Hong Kong / USA,
1989, 85 min
Shown in 1990
CREDITS
OTHER
COMMENTS
Wayne Wang, Spencer Nakasako and Cora Miao (Mrs. Wayne Wang) in person.For those of you how think of Wayne Wang as a sweet-tempered director of films like Chan Is Missing and Eat a Bowl of Tea, get ready for his tangy side. Ostensibly the story of a nameless Asian-American hero negotiating "the Wild East," Wang's fifth feature is as much a sneering portrait of cultural decay, riotously stapled to an anti-travelogue of Hong Kong.

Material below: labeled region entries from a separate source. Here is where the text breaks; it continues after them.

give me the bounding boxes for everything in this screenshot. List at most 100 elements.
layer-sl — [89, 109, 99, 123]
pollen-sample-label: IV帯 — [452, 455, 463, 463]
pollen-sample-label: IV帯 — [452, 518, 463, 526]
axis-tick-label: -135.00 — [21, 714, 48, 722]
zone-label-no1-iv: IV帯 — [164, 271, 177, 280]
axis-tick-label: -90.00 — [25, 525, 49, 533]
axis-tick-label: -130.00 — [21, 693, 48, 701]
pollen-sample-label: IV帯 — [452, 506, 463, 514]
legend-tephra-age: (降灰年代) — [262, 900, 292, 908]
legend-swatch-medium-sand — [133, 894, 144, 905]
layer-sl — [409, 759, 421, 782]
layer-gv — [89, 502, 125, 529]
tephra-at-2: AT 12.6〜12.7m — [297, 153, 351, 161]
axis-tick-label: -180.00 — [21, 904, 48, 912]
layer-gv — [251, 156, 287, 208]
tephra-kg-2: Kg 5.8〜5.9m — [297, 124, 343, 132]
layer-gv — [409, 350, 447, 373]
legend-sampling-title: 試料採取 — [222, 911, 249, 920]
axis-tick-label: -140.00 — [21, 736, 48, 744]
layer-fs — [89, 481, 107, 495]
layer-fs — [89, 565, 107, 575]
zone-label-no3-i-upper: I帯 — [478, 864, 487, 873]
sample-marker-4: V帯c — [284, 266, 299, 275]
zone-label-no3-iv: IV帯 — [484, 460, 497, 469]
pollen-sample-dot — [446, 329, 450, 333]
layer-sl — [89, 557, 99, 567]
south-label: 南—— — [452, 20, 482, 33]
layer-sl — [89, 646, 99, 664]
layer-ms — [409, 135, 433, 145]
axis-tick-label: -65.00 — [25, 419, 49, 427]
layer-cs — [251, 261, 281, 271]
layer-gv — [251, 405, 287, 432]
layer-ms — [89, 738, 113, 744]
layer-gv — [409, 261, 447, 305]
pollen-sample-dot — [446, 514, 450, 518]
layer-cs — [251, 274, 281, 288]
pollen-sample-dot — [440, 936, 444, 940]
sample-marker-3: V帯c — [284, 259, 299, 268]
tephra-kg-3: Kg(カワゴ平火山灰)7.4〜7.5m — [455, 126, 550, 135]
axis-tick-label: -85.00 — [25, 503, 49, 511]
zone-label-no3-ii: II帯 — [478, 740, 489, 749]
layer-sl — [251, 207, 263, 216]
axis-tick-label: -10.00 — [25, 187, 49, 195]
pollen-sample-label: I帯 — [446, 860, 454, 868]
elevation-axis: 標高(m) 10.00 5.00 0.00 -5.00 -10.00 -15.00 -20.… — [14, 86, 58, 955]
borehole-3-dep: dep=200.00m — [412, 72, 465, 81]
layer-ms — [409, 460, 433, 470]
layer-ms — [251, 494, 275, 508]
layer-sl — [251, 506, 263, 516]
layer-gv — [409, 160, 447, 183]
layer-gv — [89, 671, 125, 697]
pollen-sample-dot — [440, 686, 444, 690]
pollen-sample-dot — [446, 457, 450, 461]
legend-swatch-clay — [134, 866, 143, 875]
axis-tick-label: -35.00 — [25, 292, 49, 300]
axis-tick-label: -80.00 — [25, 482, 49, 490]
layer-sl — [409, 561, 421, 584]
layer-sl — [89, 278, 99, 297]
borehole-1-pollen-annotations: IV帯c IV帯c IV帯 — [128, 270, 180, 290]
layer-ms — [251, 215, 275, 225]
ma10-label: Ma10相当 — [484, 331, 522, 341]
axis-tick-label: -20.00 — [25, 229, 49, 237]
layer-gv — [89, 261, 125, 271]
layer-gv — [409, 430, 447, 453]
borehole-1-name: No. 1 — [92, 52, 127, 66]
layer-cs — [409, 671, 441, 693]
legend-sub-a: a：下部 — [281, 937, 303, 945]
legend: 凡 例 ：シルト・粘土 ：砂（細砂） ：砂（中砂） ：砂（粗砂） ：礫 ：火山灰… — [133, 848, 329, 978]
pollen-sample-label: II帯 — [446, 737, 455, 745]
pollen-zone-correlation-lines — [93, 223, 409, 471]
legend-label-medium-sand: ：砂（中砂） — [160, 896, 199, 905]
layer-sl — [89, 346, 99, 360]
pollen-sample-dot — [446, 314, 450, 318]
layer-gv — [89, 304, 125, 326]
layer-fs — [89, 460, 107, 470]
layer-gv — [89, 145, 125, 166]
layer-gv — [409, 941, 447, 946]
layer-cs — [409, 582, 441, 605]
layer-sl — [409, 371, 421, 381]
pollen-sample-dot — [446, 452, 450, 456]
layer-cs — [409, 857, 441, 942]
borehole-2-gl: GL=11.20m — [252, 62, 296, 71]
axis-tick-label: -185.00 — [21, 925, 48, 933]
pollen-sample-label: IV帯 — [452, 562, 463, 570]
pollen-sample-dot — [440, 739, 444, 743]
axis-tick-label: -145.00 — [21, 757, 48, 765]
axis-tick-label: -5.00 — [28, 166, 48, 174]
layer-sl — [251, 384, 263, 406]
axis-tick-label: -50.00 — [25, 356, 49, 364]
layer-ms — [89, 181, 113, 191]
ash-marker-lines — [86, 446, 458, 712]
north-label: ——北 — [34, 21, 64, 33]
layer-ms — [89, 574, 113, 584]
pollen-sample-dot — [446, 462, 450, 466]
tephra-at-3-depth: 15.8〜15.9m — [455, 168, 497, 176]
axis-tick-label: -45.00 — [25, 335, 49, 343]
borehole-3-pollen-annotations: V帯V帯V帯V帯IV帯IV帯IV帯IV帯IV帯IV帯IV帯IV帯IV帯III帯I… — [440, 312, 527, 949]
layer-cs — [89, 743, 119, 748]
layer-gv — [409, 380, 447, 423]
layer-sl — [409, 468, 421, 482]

The hero, a string-tied cowboy played by San Francisco's Spencer Nakasako, is on a courier mission. Unable to find the recipient of his mysterious valise, the pseudo-cowpoke descends to H.K.'s underworld. Along the way, he encounters a Triad mistress (played by Cora Miao), the Elvis of Asia, a prostitute with a gas mask, and a blind philosopher (played by local favorite Victor Wong). The Arbus-like oddballs are placed within an imploding narrative, detonated by lush, violent images—flash-frames of a severed hand, bound ducks flapping in a slaughterhouse. Cross-breeding the mythos of the Western with the steely gaze of the gangster film, Wang has corralled his most ambitious, most elliptical and certainly darkest film yet. Life Is Cheap… tallies up the excesses of traditional Chinese culture and sees it as a dim sum.